Said McPeek: “He was just a little clumsy in his first race. Nothing went right. He got off a little awkward, and he couldn't run them down. He just needed more ground. He'll definitely go in (the Juvenile), and we'll go from there.”

Tiz the Bomb is a poster boy for McPeek's use of mile maiden races over the Ellis Park turf, the trainer wanting the distance more than the surface and unconcerned if soggy grass moves them to the main track. Tiz the Bomb would seem suited to both surfaces, being a son of 2015 Breeders' Cup Juvenile Turf winner Hit It a Bomb, now part of Spendthrift Farm's stallion roster. His broodmare sire is two-time Breeders' Cup Classic winner Tiznow.

How Wilkes, Hernandez ended up in the breeding business
Here's how Hernandez found himself in the breeding business: “Ian called a few years ago and asked if we wanted to go in half on this mare with him,” he said. “We bred her to Fort Larned twice. We got the horse that ran today and we have a yearling over in Lexington.”

That mare, Social Amber, went 0 for 3 as a racehorse but is by the popular Claiborne Farm stallion War Front. Her owner at the time, Dennis Farkas, gave Social Amber to Wilkes, who as the trainer also has a free breeding right to Fort Larned.

“I gave half of the mare to Brian, and I had the breeding right,” Wilkes said. “So we got in at the right cost.”

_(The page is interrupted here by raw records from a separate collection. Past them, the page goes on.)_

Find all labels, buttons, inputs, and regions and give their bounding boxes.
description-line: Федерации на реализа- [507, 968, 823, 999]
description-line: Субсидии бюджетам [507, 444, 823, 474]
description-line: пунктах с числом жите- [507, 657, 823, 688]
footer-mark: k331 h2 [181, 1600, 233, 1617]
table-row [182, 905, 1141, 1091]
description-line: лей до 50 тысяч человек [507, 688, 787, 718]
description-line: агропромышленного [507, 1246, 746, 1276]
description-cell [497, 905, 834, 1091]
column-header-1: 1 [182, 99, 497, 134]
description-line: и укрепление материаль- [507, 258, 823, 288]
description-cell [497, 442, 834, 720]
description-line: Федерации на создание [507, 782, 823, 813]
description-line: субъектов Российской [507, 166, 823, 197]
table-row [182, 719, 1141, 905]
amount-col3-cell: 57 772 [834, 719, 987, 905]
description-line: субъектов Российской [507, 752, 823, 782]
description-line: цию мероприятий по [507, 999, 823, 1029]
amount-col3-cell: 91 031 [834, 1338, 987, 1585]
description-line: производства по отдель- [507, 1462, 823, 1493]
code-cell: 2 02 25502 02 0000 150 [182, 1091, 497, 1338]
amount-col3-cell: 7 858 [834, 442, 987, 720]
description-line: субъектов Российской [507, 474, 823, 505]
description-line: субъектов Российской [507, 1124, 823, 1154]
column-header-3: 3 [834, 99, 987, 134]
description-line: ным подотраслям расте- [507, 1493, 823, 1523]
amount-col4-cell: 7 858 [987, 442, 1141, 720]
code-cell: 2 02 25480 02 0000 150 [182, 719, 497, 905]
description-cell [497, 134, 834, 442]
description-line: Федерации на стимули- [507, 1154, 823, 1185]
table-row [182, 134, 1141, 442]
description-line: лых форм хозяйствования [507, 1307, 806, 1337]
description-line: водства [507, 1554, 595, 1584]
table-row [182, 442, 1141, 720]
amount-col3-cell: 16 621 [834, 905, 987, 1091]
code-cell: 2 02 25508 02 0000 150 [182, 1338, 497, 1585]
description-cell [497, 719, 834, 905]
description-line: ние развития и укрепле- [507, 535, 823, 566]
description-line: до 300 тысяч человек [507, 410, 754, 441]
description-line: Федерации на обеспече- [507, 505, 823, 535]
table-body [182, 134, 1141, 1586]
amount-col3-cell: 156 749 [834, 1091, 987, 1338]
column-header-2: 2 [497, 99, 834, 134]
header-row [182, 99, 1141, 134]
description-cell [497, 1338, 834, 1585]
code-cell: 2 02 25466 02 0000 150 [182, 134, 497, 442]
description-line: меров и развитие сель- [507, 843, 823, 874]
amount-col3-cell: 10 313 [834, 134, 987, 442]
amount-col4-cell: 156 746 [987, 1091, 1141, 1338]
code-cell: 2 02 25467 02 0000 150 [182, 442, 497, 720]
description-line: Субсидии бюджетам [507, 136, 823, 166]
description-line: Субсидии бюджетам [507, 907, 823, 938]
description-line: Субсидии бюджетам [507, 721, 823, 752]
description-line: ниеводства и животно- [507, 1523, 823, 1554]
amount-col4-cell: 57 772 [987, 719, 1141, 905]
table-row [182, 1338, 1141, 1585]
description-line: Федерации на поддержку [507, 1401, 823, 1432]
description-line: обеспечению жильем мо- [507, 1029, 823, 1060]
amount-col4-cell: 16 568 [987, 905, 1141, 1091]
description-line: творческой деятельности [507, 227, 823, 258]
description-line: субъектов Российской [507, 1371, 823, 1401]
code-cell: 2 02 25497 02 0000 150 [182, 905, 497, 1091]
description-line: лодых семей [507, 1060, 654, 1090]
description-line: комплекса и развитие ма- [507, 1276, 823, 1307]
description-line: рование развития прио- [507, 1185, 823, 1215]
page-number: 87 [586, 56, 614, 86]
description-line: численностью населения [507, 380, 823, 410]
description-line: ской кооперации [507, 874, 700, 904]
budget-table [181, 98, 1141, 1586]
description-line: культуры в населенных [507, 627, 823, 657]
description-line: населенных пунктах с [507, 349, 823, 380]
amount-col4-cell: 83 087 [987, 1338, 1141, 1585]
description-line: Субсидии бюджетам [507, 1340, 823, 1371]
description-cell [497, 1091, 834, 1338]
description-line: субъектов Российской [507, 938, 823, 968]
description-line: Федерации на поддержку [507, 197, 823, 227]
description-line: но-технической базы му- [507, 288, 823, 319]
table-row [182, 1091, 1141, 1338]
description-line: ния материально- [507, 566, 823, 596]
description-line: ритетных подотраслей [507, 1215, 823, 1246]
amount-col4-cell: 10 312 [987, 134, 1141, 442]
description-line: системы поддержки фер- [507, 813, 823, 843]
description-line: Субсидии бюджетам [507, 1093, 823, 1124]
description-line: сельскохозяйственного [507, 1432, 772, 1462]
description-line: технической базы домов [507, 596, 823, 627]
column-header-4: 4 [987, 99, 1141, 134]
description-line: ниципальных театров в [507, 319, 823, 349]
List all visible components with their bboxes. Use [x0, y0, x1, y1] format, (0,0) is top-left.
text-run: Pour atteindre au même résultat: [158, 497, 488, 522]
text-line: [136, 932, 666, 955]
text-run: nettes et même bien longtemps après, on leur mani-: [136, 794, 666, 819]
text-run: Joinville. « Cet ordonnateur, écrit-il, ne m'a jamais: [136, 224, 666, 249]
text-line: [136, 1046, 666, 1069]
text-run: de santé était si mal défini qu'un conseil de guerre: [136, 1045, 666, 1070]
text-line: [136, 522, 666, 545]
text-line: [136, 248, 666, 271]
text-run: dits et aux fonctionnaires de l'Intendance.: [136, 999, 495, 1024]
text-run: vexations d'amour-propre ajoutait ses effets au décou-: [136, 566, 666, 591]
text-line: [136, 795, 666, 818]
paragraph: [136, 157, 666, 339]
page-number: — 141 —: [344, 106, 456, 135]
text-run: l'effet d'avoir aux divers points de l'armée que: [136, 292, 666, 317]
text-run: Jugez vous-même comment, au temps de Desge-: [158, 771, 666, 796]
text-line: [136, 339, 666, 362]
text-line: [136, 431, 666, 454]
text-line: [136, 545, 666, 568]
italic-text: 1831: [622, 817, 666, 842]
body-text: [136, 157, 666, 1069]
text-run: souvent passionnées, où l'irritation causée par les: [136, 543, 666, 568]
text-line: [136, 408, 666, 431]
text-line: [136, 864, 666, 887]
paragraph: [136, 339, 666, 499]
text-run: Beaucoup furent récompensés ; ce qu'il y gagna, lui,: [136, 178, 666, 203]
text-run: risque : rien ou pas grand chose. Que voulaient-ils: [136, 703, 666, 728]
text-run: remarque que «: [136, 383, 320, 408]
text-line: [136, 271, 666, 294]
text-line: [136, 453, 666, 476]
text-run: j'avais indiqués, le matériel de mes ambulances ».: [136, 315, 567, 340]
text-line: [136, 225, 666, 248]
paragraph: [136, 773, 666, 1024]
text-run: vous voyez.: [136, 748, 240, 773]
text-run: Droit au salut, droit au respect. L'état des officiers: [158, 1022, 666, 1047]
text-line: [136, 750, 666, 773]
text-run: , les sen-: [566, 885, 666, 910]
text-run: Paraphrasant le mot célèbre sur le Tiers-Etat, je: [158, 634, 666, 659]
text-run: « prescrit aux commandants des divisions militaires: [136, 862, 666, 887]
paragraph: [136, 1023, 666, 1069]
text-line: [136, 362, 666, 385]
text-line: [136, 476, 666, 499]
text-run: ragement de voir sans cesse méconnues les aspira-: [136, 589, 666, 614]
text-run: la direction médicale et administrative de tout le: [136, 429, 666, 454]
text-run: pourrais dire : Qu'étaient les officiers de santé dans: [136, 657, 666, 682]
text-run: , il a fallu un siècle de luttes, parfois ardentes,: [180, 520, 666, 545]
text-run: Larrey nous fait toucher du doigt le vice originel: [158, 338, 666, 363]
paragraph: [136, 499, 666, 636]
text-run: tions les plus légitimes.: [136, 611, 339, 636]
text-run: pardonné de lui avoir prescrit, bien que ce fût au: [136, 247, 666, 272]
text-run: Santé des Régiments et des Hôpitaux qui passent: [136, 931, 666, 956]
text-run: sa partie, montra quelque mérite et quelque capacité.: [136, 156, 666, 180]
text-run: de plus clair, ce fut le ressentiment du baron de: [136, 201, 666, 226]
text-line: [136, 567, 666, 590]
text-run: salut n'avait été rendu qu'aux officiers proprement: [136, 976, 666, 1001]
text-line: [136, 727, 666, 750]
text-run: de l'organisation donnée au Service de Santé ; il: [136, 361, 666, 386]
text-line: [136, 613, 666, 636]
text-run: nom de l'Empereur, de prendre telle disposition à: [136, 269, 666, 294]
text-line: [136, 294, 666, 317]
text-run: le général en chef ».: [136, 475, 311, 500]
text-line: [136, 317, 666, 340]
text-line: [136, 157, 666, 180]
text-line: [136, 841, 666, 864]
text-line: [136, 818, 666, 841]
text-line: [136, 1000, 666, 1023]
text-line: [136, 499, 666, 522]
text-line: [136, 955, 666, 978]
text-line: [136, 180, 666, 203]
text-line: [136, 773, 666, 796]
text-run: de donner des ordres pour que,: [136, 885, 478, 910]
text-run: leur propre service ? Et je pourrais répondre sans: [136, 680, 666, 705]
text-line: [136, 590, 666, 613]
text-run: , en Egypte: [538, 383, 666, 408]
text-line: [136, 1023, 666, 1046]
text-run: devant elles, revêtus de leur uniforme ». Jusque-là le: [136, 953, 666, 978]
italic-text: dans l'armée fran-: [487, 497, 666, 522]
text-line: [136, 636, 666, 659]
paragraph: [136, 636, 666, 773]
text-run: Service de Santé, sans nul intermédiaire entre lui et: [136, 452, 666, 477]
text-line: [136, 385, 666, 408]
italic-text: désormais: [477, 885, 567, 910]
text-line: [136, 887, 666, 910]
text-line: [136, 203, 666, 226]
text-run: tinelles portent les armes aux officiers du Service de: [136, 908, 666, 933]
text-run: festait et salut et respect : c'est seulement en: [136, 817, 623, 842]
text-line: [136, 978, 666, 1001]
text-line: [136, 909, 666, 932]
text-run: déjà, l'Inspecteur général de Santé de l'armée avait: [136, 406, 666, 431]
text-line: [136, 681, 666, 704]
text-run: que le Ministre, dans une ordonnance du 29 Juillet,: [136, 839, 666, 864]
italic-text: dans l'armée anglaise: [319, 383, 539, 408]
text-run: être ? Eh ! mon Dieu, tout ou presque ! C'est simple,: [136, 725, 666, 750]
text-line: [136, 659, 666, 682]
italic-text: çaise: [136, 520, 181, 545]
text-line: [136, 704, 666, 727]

Asked if their wives were “good pay” — racetrack parlance for owners who pay their training bills — Wilkes joked with a laugh, “Hmm, slow. They're tough. After the race, Trace wanted to know why Brian didn't move early enough.”

More seriously, he said, “He was very encouraging today to run second in his first start, because he's no five-furlong horse.”

Hernandez is now out of the breeding business. With Fort Larned moving from Kentucky to Ohio, Jamie Hernandez gave the mare to a friend in the Buckeye state.